Wash. Post asserted CBO “report” analyzed “the majority of money” in Dems' stimulus plan, but CBO document posted by Huffington Post indicates otherwise
Written by Raphael Schweber-Koren
Published
In a January 26 article, The Washington Post asserted regarding President Obama's stimulus plan: "[A] report from the Congressional Budget Office [CBO] ... said the majority of money in the Democratic plan would not get spent within the first year and a half." That assertion is false, according to a document posted on the Huffington Post website, which, according to a January 23 Huffington Post article, is the “whole” CBO " 'report.' " The CBO document provided by The Huffington Post accounts for approximately $358 billion out of the “more than $850 billion” that the Post reported is included in the Democratic proposal, meaning that the CBO analysis could not possibly reach any conclusions about “the majority of money in the Democratic plan,” as the Post asserted.
The January 26 Post article further reported that House Speaker Nancy Pelosi (D-CA) “pushed back against the [CBO] report yesterday, saying that the CBO analyzed only 40 percent of the bill,” but did not explain that Pelosi's assertion that the CBO assessed less than half of the stimulus plan was true, based on the document obtained by The Huffington Post. The article also noted that Pelosi “pointed to a letter from Obama's budget director that promised that at least 75 percent of the money would be injected into the economy in the first 18 months,” but did not mention that “Obama's budget director,” Peter Orszag -- who is also the former director of the CBO -- stated in that same January 22 letter that the CBO “analysis ... did not assess the overall package,” as Media Matters for America has noted.
In the January 23 article, The Huffington Post reported:
[T]he nonpartisan CBO ran a small portion of an earlier version of the stimulus plan through a computer program that uses a standard formula to determine a score -- how quickly money will be spent.
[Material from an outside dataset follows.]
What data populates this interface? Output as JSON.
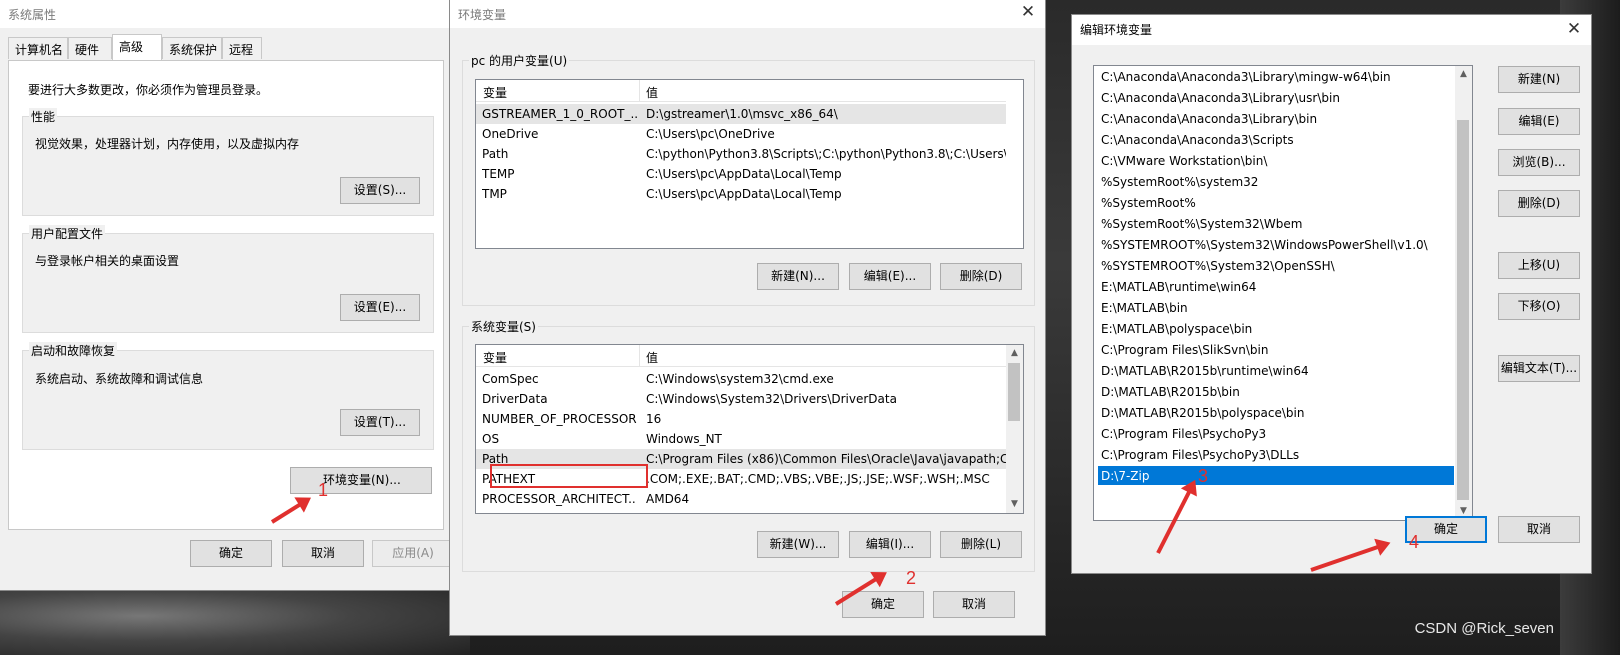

The score only dealt with the part of the stimulus headed for the Appropriations Committee and left out the parts bound for the Ways and Means or Energy and Commerce Committee.
Because it dealt with just a part of the stimulus, it estimated the spending rate for only about $300 billion of the $825 billion plan.
The Huffington Post article included a link to the CBO document in the following portion of the article: “Media outlets, while reporting widely about the 'report,' have declined to post it online. Here's the whole thing." The CBO scorecard is titled “ESTIMATED COST OF AMERICAN RECOVERY AND REINVESTMENT ACT OF 2009 AS PROVIDED ON THE APPROPRIATION COMMITTEE WEBSITE ON JANUARY 15, 2009,” and notes that "[p]rovisions of this legislation that are being developed by other committees are not included in this table." The scorecard states that the proposals it analyzed provided $273,986,000,000 in total "[b]udget [a]uthority" for fiscal year 2009; $66,529,000,000 for fiscal year 2010; $4,147,000,000 for fiscal year 2011; $3,575,000,000 for fiscal year 2012; $9,852,000,000 for fiscal years 2013 to 2019; which adds up to a total of $358.089 billion.
From the January 26 Washington Post article:
Last week, Republicans seized on a report from the Congressional Budget Office that said the majority of money in the Democratic plan would not get spent within the first year and a half.
Pelosi pushed back against the report yesterday, saying that the CBO analyzed only 40 percent of the bill. And she pointed to a letter from Obama's budget director that promised that at least 75 percent of the money would be injected into the economy in the first 18 months.
“We're committed to that,” she said.